·31·

2.2K 230 111
                                    

Gece olduğu halde Güneş'in doğduğuna inanır mıydınız?

Ben inanmazdım. Fakat şimdi tüm her şeyimle birlikte inanıyordum. Somut bir şey değildi evet, ama Güneş benim için hatta bizim için doğmuştu. Ağabeyim beni aramış ve bana inandığını söylemişken doğmaması imkânsızdı.

O kelimeler, sadece iki kelime olmasına rağmen az önce ki umutsuzluk kırıntılarımın bir kısmını umuda bırakmış, kalbimde ki yükün bir kısmını da yüklenmişti. Yüzüme uzun zamandır olmayan heyecan ve gözlerime ise ışıltı yerleşmişti.

Gecenin karanlığına inat ise o silik Ay gitmiş, yerini Güneş'e bırakmıştı.

Ben huzuru birazcıkta olsa hissetmiştim. Ve dudaklarım huzurun verdiği rahatlamayla aralanmıştı. "Hyung."

Susmuştum sonra. Dudaklarım gerilmişti, dişlerim gözükmüştü uzun zaman sonra istekle. Sonra gözlerim Jimin'in ışıltıyla parlayan gözlerine ilişmişti. Ağabeyimin ne dediğini bilmese de yüzüme bakarak iyi şeyler söylediğini anlayabilmişti muhtemelen.

"Ve Taehyung." Ağabeyimin o hasret kaldığım sesini yeniden işittiğimde bakışlarımı Jimin'den alıp yere sabitlemiştim. "Özür dilerim. Seni bunca zamandır o piçle bıraktığım için çok özür dilerim kardeşim."

Kardeşim..

O kadar uzaktım ki bu kelimeye, yeniden ağabeyimin ağzından bunları duymak içimde bazı şeyleri hareketlendirmişti. Kısacası sevinmiştim.

"Hyung." Dedim yeniden. "Şimdi bizi kurtaracak mısın?"

Bir süre sessizlik oldu. Daha sonra derin bir iç çekiş sesi duydum. "Geç kalmadıysam eğer evet."

"Kalmadın." Deyiverdim heyecanla. Ondan böyle şeyler duymayalı uzun zaman olmuştu. Beni affetmeyeceğini, benimle konuşmayacağını düşünmekten bekleyememiştim böyle cümleler kuracağını. Heyecanlanıyordum bu yüzden. "Biz Jimin'le kaçtık hyung. Ama hala Seoul'deyiz. Bir arkadaşımın arkadaşı yardım etti bize. Şuan onun evinde saklanıyoruz."

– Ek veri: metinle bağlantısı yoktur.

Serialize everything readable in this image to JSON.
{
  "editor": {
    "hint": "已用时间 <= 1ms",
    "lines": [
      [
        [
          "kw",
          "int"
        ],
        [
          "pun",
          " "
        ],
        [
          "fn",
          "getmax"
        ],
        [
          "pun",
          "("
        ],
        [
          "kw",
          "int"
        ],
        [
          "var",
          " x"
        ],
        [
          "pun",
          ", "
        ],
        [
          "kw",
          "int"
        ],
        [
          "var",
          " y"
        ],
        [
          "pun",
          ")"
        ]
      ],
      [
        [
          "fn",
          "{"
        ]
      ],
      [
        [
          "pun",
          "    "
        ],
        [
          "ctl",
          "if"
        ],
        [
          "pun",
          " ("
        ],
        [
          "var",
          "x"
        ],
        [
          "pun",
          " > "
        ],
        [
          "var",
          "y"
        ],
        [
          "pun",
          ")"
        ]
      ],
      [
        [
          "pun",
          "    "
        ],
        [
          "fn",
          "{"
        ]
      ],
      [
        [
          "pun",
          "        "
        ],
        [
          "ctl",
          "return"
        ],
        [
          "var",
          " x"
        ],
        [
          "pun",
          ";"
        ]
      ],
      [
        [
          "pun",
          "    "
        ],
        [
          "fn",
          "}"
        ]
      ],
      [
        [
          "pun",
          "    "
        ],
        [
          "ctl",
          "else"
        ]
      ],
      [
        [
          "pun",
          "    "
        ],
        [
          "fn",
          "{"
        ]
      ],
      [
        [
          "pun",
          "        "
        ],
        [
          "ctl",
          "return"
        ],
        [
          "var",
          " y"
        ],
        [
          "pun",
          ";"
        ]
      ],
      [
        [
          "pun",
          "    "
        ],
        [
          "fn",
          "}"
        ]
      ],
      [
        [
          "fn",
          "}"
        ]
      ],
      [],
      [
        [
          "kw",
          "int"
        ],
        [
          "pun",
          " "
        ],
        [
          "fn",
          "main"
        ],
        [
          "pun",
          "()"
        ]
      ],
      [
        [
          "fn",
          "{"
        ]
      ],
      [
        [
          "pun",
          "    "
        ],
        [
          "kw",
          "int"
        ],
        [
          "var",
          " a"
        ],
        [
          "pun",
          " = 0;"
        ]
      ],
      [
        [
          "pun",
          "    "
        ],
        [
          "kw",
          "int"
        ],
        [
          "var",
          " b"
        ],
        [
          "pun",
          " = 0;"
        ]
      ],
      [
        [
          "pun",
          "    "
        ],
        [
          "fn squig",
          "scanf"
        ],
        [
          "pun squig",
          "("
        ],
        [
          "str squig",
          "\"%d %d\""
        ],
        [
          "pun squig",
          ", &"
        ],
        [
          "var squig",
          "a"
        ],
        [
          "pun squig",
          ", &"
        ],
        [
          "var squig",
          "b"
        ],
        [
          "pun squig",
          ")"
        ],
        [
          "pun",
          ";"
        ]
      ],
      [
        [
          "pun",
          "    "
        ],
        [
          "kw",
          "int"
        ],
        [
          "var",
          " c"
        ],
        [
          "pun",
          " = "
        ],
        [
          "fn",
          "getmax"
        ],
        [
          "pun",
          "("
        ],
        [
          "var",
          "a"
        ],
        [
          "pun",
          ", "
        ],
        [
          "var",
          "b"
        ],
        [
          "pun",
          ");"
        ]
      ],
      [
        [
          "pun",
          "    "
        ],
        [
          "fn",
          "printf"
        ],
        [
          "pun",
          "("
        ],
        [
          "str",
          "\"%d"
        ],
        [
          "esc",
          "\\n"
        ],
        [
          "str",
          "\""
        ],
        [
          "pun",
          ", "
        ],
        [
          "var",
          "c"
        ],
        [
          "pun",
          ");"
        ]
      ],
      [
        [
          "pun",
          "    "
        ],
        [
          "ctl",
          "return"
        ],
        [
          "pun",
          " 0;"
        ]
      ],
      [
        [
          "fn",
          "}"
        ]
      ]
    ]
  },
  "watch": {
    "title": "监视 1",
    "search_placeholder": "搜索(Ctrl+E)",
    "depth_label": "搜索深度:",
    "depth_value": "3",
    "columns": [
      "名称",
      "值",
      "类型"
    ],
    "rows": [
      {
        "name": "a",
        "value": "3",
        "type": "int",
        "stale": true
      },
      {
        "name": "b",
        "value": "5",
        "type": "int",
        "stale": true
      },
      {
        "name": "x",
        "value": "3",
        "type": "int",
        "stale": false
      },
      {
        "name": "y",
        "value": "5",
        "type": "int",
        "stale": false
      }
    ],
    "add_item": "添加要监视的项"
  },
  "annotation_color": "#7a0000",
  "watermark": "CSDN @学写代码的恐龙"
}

"Orası sakıncalı Taehyung, yakalanabilirsiniz."

"Biliyorum hyung." Dedim hüzünle. "Ama ülke dışına şimdi çıkamayız. İlk bakacağı yer havaalanıydı. Adamları oralarda geziyordur."

Sessizlik oldu bir süre. Daha sonra Jimin'in elini hissetmiştim elimde. Sıkıca kavramıştı. Bu hareketi bir çok şey anlatıyordu bana, konuşmasına gerek yoktu.

"Kurtulacağız." Diyordu mesela. "Ne olursa olsun başaracağız."

Ama hala ihtimalleri ona söyleyemiyordum. "Kurtulamayabiliriz." Diyemiyordum ona. O tamamen mutluydu. Hayalleri vardı benimle. Ve ben ona bunları söyleyerek o hüzün dolu hayatındaki en ufak bir mutluluğa gölge düşüremezdim. Bunu ona yapamazdım.

Gülümsedim burukça, sonra dudaklarımı onun yumuşak yanağına bastırdım. Sonrasında ise dikkatimi tamamen henüz konuşan ağabeyime verdim.

"Taehyung, en fazla bir iki gün daha durun." Deyiverdi birden. "Zaten ben oraya geleceğim. Bir şekilde buraya gelmeniz gerekiyor."

"Teşekkür ederim." Fısıldadım. Gözlerim dolmuştu yavaştan. Onun bana geri döneceğini, tekrardan ağabeylik yapacağını düşünememiştim. "Çok teşekkür ederim Yoongi Hyung."

"Ben teşekkür ederim Taehyung." Derin bir nefes aldı. "Beni unutmayıp tekrardan aradığın için."

Sonrasında ise bir şey demeden telefonu kapatıvermişti. Gözümden bir iki damla yaş süzülürken yanağıma, gülümsemem yüzüme iyice yayılmıştı. "Jimin ağabeyim bizi kurtarmaya çalışacak bu esaretten."